Rasulullah ﷺ menjawab kepada mereka yang berusaha memegang tali kekang ontanya itu, "Biarkanlah, jangan halangi jalannya karena ia hanya melaksanakan perintah."

Setelah itu, Nabi ﷺ melewati perumahan Bani Bayadhah, lalu ke kampung Bani Saidah, kemudian ke kampung Bani Harits ibnul Khazraj, sebelum akhirnya ke kampung Bani Adi bin Najjar. Setiap kali melewati kampung-kampung itu, penduduknya ingin meraih tali kekang onta agar Rasulullah ﷺ tinggal di sana.

"Lapangkanlah jalanya, karena ia terperintah... " Demikian Rasulullah ﷺ meminta penduduk memberi jalan onta beliau. Rasulullah ﷺ berdoa, "Ya Allah, tunjukkan tempat tinggalku, pilihkanlah untukku."

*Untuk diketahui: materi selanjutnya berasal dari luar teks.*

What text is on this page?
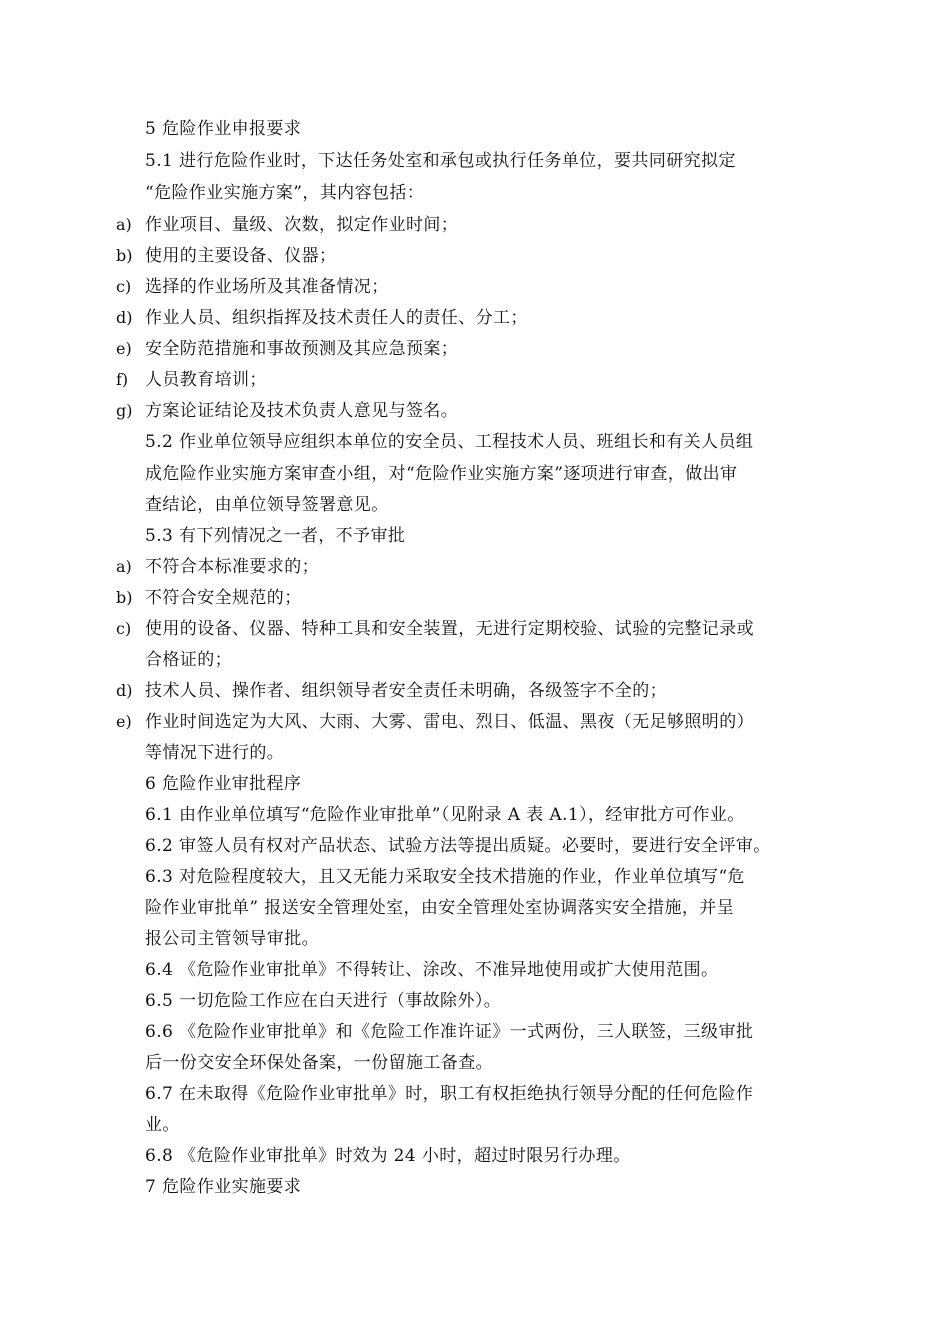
5 危险作业申报要求
5.1 进行危险作业时，下达任务处室和承包或执行任务单位，要共同研究拟定
“危险作业实施方案”，其内容包括：
a) 作业项目、量级、次数，拟定作业时间；
b) 使用的主要设备、仪器；
c) 选择的作业场所及其准备情况；
d) 作业人员、组织指挥及技术责任人的责任、分工；
e) 安全防范措施和事故预测及其应急预案；
f) 人员教育培训；
g) 方案论证结论及技术负责人意见与签名。
5.2 作业单位领导应组织本单位的安全员、工程技术人员、班组长和有关人员组
成危险作业实施方案审查小组，对“危险作业实施方案”逐项进行审查，做出审
查结论，由单位领导签署意见。
5.3 有下列情况之一者，不予审批
a) 不符合本标准要求的；
b) 不符合安全规范的；
c) 使用的设备、仪器、特种工具和安全装置，无进行定期校验、试验的完整记录或
合格证的；
d) 技术人员、操作者、组织领导者安全责任未明确，各级签字不全的；
e) 作业时间选定为大风、大雨、大雾、雷电、烈日、低温、黑夜（无足够照明的）
等情况下进行的。
6 危险作业审批程序
6.1 由作业单位填写“危险作业审批单”（见附录 A 表 A.1），经审批方可作业。
6.2 审签人员有权对产品状态、试验方法等提出质疑。必要时，要进行安全评审。
6.3 对危险程度较大，且又无能力采取安全技术措施的作业，作业单位填写“危
险作业审批单” 报送安全管理处室，由安全管理处室协调落实安全措施，并呈
报公司主管领导审批。
6.4 《危险作业审批单》不得转让、涂改、不准异地使用或扩大使用范围。
6.5 一切危险工作应在白天进行（事故除外）。
6.6 《危险作业审批单》和《危险工作准许证》一式两份，三人联签，三级审批
后一份交安全环保处备案，一份留施工备查。
6.7 在未取得《危险作业审批单》时，职工有权拒绝执行领导分配的任何危险作
业。
6.8 《危险作业审批单》时效为 24 小时，超过时限另行办理。
7 危险作业实施要求
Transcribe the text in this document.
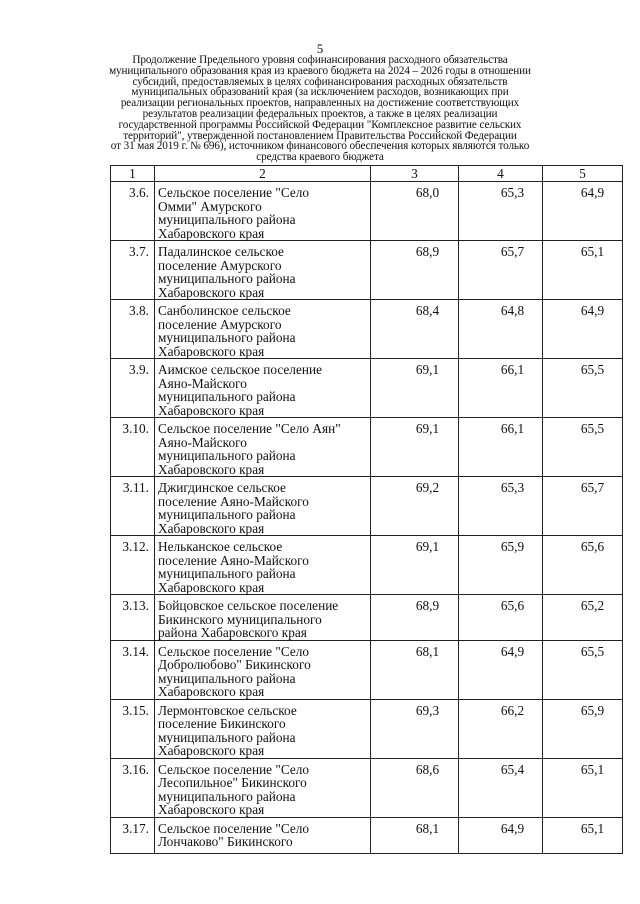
5
Продолжение Предельного уровня софинансирования расходного обязательства
муниципального образования края из краевого бюджета на 2024 – 2026 годы в отношении
субсидий, предоставляемых в целях софинансирования расходных обязательств
муниципальных образований края (за исключением расходов, возникающих при
реализации региональных проектов, направленных на достижение соответствующих
результатов реализации федеральных проектов, а также в целях реализации
государственной программы Российской Федерации "Комплексное развитие сельских
территорий", утвержденной постановлением Правительства Российской Федерации
от 31 мая 2019 г. № 696), источником финансового обеспечения которых являются только
средства краевого бюджета
1	2	3	4	5
3.6.	Сельское поселение "Село
Омми" Амурского
муниципального района
Хабаровского края	68,0	65,3	64,9
3.7.	Падалинское сельское
поселение Амурского
муниципального района
Хабаровского края	68,9	65,7	65,1
3.8.	Санболинское сельское
поселение Амурского
муниципального района
Хабаровского края	68,4	64,8	64,9
3.9.	Аимское сельское поселение
Аяно-Майского
муниципального района
Хабаровского края	69,1	66,1	65,5
3.10.	Сельское поселение "Село Аян"
Аяно-Майского
муниципального района
Хабаровского края	69,1	66,1	65,5
3.11.	Джигдинское сельское
поселение Аяно-Майского
муниципального района
Хабаровского края	69,2	65,3	65,7
3.12.	Нельканское сельское
поселение Аяно-Майского
муниципального района
Хабаровского края	69,1	65,9	65,6
3.13.	Бойцовское сельское поселение
Бикинского муниципального
района Хабаровского края	68,9	65,6	65,2
3.14.	Сельское поселение "Село
Добролюбово" Бикинского
муниципального района
Хабаровского края	68,1	64,9	65,5
3.15.	Лермонтовское сельское
поселение Бикинского
муниципального района
Хабаровского края	69,3	66,2	65,9
3.16.	Сельское поселение "Село
Лесопильное" Бикинского
муниципального района
Хабаровского края	68,6	65,4	65,1
3.17.	Сельское поселение "Село
Лончаково" Бикинского	68,1	64,9	65,1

Maka ketika tiba di muka rumah Bani Malik bin Najjar, sang onta bersimpuh. Ia sempat bangkit untuk berkeliling sebentar di sekitar situ kemudian balik lagi lalu bersimpuh tetap dan tak beranjak di sana.

Seorang pria kemudian datang dengan wajah berseri-seri. Ia membawakan barang muatan Rasulullah ﷺ kemudian mengajaknya masuk ke dalam rumahnya. Maka Nabi ﷺ pun mengikuti. Pria itu adalah Abu Aiyub al-Anshari Khalid bin Zaid, cucu Malik bin Najjar.

Pemukiman Sementara

Pertemuan Rasulullah ﷺ di muka rumah Abu Aiyub al-Anshari bukanlah kali pertama. Abu Aiyub al-Anshari merupakan penduduk Madinah yang turut serta dalam baiat Aqabah kedua, yaitu termasuk 70 orang yang berjanji setia kepada Rasulullah ﷺ.

Setelah onta Rasulullah ﷺ bersimpuh di muka rumah Abu Aiyub al-Anshari, Beliau tinggal di rumahnya sementara, sambil menunggu pembangunan masjid dan rumah Rasulullah ﷺ.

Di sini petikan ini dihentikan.